Queensland Health officials are trying to track down eight returned travellers amid concerns about a potential ‘super spreader’ in hotel quarantine.
It comes as Queensland recorded a spike in new cases in hotel quarantine, with seven infections recorded overnight.
Five of those are linked to a mine in Papua New Guinea.
The remaining two are from a Qatar Airways flight that landed in Brisbane on February 17 which has officials on edge.
It’s also been confirmed that three cases from the same hotel have now tested positive for the Russian strain of the virus.
But Chief Health Officer Jeanette Young insists that variant is no more contagious and says she is more worried about one man who appears to be very contagious.
“We’ve had plenty of people throughout the pandemic who’ve been super spreaders. We had one individual who managed to spread it in a few hours to 40 other people, for instance, so we’ve had super spreaders all along from day one,” Dr Young said.
“So it’s the fact that there’s been spread on that plane, there’s no doubt about that.
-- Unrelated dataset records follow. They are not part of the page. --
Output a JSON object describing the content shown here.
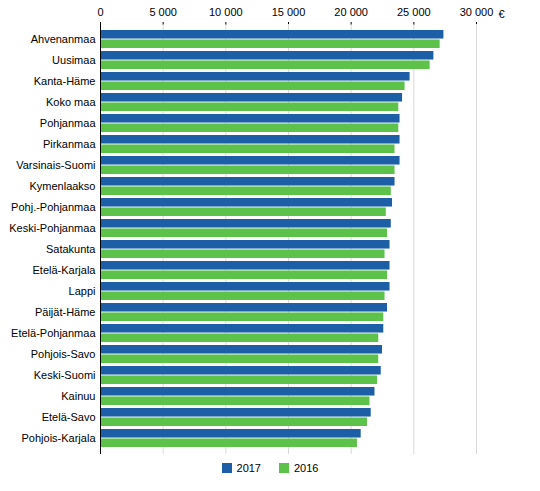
{
  "chart_data": {
    "type": "bar",
    "orientation": "horizontal",
    "xlabel": "€",
    "categories": [
      "Ahvenanmaa",
      "Uusimaa",
      "Kanta-Häme",
      "Koko maa",
      "Pohjanmaa",
      "Pirkanmaa",
      "Varsinais-Suomi",
      "Kymenlaakso",
      "Pohj.-Pohjanmaa",
      "Keski-Pohjanmaa",
      "Satakunta",
      "Etelä-Karjala",
      "Lappi",
      "Päijät-Häme",
      "Etelä-Pohjanmaa",
      "Pohjois-Savo",
      "Keski-Suomi",
      "Kainuu",
      "Etelä-Savo",
      "Pohjois-Karjala"
    ],
    "series": [
      {
        "name": "2017",
        "color": "#1d5fa6",
        "values": [
          27400,
          26600,
          24700,
          24100,
          23900,
          23900,
          23900,
          23500,
          23300,
          23200,
          23100,
          23100,
          23100,
          22900,
          22600,
          22500,
          22400,
          21900,
          21600,
          20800
        ]
      },
      {
        "name": "2016",
        "color": "#5cc24a",
        "values": [
          27100,
          26300,
          24300,
          23800,
          23800,
          23500,
          23500,
          23200,
          22800,
          22900,
          22700,
          22900,
          22700,
          22600,
          22200,
          22200,
          22100,
          21500,
          21300,
          20500
        ]
      }
    ],
    "xlim": [
      0,
      30000
    ],
    "xticks": [
      0,
      {
        "value": 5000,
        "label": "5 000"
      },
      {
        "value": 10000,
        "label": "10 000"
      },
      {
        "value": 15000,
        "label": "15 000"
      },
      {
        "value": 20000,
        "label": "20 000"
      },
      {
        "value": 25000,
        "label": "25 000"
      },
      {
        "value": 30000,
        "label": "30 000"
      }
    ],
    "grid": true,
    "legend": "bottom"
  }
}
That is the concern, it’s not that it’s the Russian variant.”
Dr Young says she believes the transmission occurred on the Qatar Airways flight but can’t completely rule out the infections have happened at the Mercure Hotel in Brisbane.
“All of these positive cases were on flight QR898 and two of them were serving their quarantine period in adjacent rooms on the same floor of the Mercure Brisbane Hotel at North Quay,” Dr Young said.
“We are being very cautious and thorough and are investigating all potential possibilities for infection.
“What we do know is that one of the cases confirmed with this variant was infectious on the plane, and we believe that individual was more infectious than most cases.
Officials are now urgently trying to find eight people who were staying on the same level of the hotel between February 17 and 21 before completing their quarantine and being allowed to leave.
“I need to find exactly where those eight people have been. Some of them might have gone overseas, some of them interstate. They could have gone anywhere.”
Dr Young says they don’t believe there is a risk to the community at this stage.